I am just not sure if this is the right way to do that, it would be great if the docs explains clearly what Databricks App have access to. 

Hola, de dónde extraes el Config y el WorkspaceCliente?

 

nayan_wylde
Esteemed Contributor

Apps don’t mount /Volumes and don’t ship with dbutils. So os.listdir('/Volumes/...') or dbutils.fs.ls(...) won’t work inside an App. Use the Files API or Databricks SDK instead to read/write UC Volume files, then work on a local copy.

Code using Python SDK to read and download file.

# requirements.txt
# databricks-sdk>=0.50  (or your pinned version)

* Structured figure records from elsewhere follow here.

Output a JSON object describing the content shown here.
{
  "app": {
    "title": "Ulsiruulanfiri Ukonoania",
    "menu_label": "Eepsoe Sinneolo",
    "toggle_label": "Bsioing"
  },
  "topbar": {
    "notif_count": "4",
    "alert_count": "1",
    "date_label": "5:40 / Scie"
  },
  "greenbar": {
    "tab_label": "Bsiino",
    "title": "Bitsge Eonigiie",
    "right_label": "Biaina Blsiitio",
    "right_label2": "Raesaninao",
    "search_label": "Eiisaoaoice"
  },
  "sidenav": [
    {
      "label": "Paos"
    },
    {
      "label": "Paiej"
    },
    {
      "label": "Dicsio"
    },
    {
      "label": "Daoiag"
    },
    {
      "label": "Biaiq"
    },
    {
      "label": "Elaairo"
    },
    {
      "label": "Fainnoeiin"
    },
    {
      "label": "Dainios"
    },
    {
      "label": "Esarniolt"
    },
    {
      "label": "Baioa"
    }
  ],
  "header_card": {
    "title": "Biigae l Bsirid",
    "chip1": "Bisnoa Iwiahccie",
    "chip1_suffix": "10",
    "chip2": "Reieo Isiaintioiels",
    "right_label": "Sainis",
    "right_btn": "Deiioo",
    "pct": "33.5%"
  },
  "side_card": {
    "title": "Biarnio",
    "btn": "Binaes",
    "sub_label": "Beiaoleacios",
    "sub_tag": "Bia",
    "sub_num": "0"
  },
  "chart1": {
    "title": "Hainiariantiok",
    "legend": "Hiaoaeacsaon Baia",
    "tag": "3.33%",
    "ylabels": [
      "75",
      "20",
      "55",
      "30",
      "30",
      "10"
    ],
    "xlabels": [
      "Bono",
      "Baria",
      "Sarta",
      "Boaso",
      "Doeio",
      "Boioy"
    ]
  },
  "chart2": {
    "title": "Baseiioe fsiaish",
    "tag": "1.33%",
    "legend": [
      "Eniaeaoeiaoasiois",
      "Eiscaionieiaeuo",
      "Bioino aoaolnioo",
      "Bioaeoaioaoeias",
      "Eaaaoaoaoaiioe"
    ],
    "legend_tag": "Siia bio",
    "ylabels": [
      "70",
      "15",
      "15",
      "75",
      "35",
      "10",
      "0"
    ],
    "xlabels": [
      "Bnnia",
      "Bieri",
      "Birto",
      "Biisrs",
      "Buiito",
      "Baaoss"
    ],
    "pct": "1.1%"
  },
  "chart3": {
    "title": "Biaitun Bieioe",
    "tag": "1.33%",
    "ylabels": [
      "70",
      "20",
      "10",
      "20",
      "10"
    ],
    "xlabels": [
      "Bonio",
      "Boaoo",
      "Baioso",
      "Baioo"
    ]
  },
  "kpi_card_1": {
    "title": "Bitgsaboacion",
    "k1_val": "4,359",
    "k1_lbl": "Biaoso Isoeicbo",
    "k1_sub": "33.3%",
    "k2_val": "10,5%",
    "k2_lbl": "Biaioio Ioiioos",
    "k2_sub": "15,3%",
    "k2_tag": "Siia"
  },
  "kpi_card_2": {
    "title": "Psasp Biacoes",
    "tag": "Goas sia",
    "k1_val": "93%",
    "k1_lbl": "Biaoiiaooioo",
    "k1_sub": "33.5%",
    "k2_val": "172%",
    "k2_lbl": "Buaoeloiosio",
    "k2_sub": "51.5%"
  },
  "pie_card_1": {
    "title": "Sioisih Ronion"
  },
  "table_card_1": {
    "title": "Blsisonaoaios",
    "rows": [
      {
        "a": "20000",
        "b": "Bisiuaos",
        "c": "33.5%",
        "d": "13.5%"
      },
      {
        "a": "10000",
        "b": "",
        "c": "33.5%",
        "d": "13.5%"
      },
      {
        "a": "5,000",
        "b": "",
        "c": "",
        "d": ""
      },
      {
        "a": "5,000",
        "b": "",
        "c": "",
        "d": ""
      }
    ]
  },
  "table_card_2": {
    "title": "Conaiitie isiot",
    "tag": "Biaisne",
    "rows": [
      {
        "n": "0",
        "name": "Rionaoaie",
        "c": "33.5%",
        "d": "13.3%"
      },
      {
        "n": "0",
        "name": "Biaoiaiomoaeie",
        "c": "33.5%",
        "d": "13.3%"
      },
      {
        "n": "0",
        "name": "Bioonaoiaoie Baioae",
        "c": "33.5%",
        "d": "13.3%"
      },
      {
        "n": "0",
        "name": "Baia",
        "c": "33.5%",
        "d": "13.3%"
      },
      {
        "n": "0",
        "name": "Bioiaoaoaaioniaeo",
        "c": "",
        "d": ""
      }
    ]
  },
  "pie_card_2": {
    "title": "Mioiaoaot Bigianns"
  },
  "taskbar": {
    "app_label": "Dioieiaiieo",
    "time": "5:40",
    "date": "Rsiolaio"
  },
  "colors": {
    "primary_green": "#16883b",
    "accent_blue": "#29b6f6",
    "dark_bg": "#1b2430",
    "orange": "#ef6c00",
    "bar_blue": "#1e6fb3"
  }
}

import os, tempfile, shutil
from databricks.sdk import WorkspaceClient

# If you used App resources + valueFrom, fetch from env; otherwise hardcode the 3-level name.
CATALOG  = os.environ.get("ASSETS_CATALOG",  "main")
SCHEMA   = os.environ.get("ASSETS_SCHEMA",   "default")
VOLUME   = os.environ.get("ASSETS_VOLUME",   "assets")

# The absolute UC Volumes path to your asset:
volume_path = f"/Volumes/{CATALOG}/{SCHEMA}/{VOLUME}/models/weights.bin"

w = WorkspaceClient()  # in Apps, credentials are auto-injected

# Stream the file down to local disk to avoid loading hundreds of MB into RAM
resp = w.files.download(volume_path)   # Files API via SDK
local_tmp = os.path.join(tempfile.gettempdir(), os.path.basename(volume_path))

with open(local_tmp, "wb") as out:
    # resp.contents is a file-like object; copy in 1MiB chunks
    shutil.copyfileobj(resp.contents, out, length=1024*1024)

# Now use your local file with standard libs (torch, PIL, etc.)

----------------------------------------------------------------------

code to list files in volume

import json
from databricks.sdk import WorkspaceClient

w = WorkspaceClient()

dir_path = f"/Volumes/{CATALOG}/{SCHEMA}/{VOLUME}/models/"
# Call Files API: GET /api/2.0/fs/directories{directory_path}
r = w.api_client.do(
    "GET",
    f"/api/2.0/fs/directories{dir_path}",
    # you can pass query params like {"page_size": 1000, "page_token": "..."} if needed
)

entries = r.get("contents", [])
for e in entries:
    print(e["name"], "(dir)" if e.get("is_directory") else f"({e.get('file_size', 0)} bytes)")

--------------------------------------------------

Code to upload file in volume.

from databricks.sdk import WorkspaceClient
import io

w = WorkspaceClient()
target = f"/Volumes/{CATALOG}/{SCHEMA}/{VOLUME}/incoming/config.json"

data = io.BytesIO(b'{"hello":"world"}')
w.files.upload(target, data, overwrite=True)